Part of me is happy about some of the aspects of being "brain on steroids" girl again. It will do wonders for my productivity, which should delight my clients. Part of me dreads the "brain off steroids" feeling at the end of the six week process. The depressing effect from last time was tough, but thankfully temporary.

Now that I am in my first week of combined chemo and radiation treatment, people are anxious to know how I am tolerating it. So far, no apparent side effects. I know that some of the possible effects may be awful, but I am taking it a day at a time, and for today - I'm okay (just a little cancery!)

2 comments:

WendyLou said...

Keep remembering those ministering angels are with you all the way. They will bless you and keep you protected and safe.

On the weight, that is just rotten. Oh, and they seem to ALWAYS be able to get me in the MRI tube, even when I was pretty fat.

The way you were describing this, I'm envisioning something like when they tried to shove Mr. Incredible from the movie the Incredibles down the shoot. Boing, boing, and then a big shove. LOL. You won't get that big and I know you are doing your best to manage your weight.

Vikingkay said...

When I was 15 years, 2 months and 17 days, I began bleeding.

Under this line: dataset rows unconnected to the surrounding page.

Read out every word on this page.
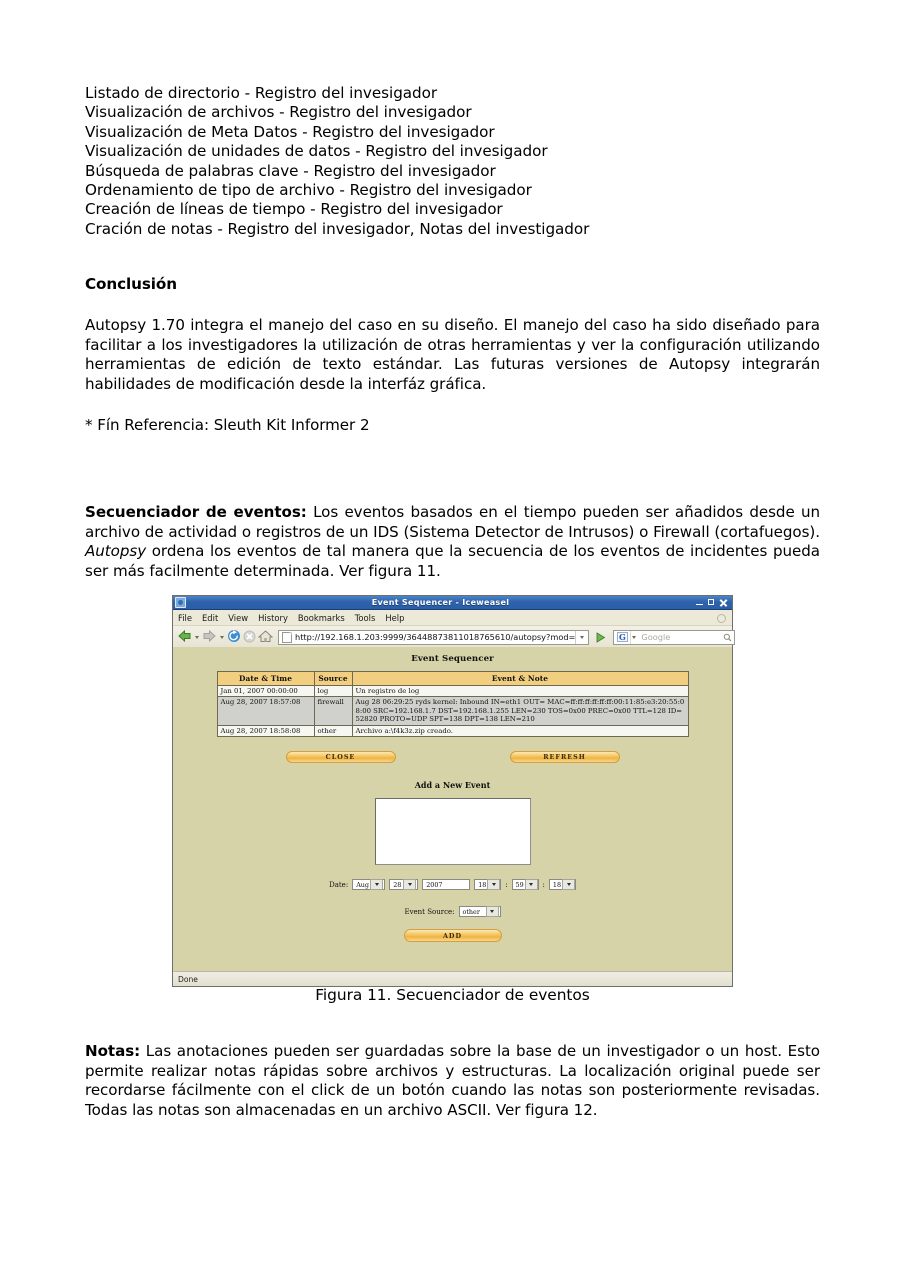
Listado de directorio - Registro del invesigador
Visualización de archivos - Registro del invesigador
Visualización de Meta Datos - Registro del invesigador
Visualización de unidades de datos - Registro del invesigador
Búsqueda de palabras clave - Registro del invesigador
Ordenamiento de tipo de archivo - Registro del invesigador
Creación de líneas de tiempo - Registro del invesigador
Cración de notas - Registro del invesigador, Notas del investigador
Conclusión
Autopsy 1.70 integra el manejo del caso en su diseño. El manejo del caso ha sido diseñado para facilitar a los investigadores la utilización de otras herramientas y ver la configuración utilizando herramientas de edición de texto estándar. Las futuras versiones de Autopsy integrarán habilidades de modificación desde la interfáz gráfica.
* Fín Referencia: Sleuth Kit Informer 2
Secuenciador de eventos: Los eventos basados en el tiempo pueden ser añadidos desde un archivo de actividad o registros de un IDS (Sistema Detector de Intrusos) o Firewall (cortafuegos). Autopsy ordena los eventos de tal manera que la secuencia de los eventos de incidentes pueda ser más facilmente determinada. Ver figura 11.
Event Sequencer - Iceweasel
File	Edit	View	History	Bookmarks	Tools	Help
http://192.168.1.203:9999/36448873811018765610/autopsy?mod=	G	Google
Event Sequencer
Date & Time	Source	Event & Note
Jan 01, 2007 00:00:00	log	Un registro de log
Aug 28, 2007 18:57:08	firewall	Aug 28 06:29:25 ryds kernel: Inbound IN=eth1 OUT= MAC=ff:ff:ff:ff:ff:ff:00:11:85:e3:20:55:08:00 SRC=192.168.1.7 DST=192.168.1.255 LEN=230 TOS=0x00 PREC=0x00 TTL=128 ID=52820 PROTO=UDP SPT=138 DPT=138 LEN=210
Aug 28, 2007 18:58:08	other	Archivo a:\f4k3z.zip creado.
CLOSE	REFRESH
Add a New Event
Date: Aug	28	2007	18	: 59	: 18
Event Source: other
ADD
Done
Figura 11. Secuenciador de eventos
Notas: Las anotaciones pueden ser guardadas sobre la base de un investigador o un host. Esto permite realizar notas rápidas sobre archivos y estructuras. La localización original puede ser recordarse fácilmente con el click de un botón cuando las notas son posteriormente revisadas. Todas las notas son almacenadas en un archivo ASCII. Ver figura 12.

At 11PM, I was taken to the hospital with a blood count of less than 6 and dropping, and put on massive IV transfusions. At 1AM, Mom and Dad asked the doctor if they could leave, and come back in the morning. The doctor replied - "You will be planning a funeral by then, I suggest you stay."

I thought 1. Good! they're staying!. 2. With God's help I can survive this! 3. I'm going to miss Secret Agent Man. (Life's priorities are a mess at 15.)

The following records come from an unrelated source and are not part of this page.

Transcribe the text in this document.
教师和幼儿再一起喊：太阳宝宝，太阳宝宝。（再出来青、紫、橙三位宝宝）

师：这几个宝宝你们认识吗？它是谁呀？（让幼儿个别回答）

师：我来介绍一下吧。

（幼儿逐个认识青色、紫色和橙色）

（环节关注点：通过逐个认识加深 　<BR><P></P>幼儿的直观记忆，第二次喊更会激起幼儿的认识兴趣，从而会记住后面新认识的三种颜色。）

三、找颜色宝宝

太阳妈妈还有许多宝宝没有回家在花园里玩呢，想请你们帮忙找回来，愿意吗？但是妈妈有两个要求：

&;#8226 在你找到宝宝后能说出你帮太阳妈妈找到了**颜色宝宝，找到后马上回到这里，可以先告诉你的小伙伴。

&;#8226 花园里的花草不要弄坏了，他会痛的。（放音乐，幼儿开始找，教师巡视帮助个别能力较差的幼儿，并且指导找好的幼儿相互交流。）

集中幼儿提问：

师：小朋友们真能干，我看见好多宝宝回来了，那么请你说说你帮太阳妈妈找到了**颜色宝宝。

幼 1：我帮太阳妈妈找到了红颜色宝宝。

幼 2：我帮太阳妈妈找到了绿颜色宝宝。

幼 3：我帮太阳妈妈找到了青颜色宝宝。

As it turns out, I was written up in the JAMA. I was also told that I could die every month from then on in. Spent a lot of time in hospitals. (Which is why I never became doctor, even though your Grandmother Key kept pushing me in that direction.)

The moral of this story is -

The following discoveries were made... Life really is a day at a time proposition. God gave us a sense of humor. Use it. A lot.
Love is a powerful tool for survival. And... you can buy Secret Agent Man on DVD.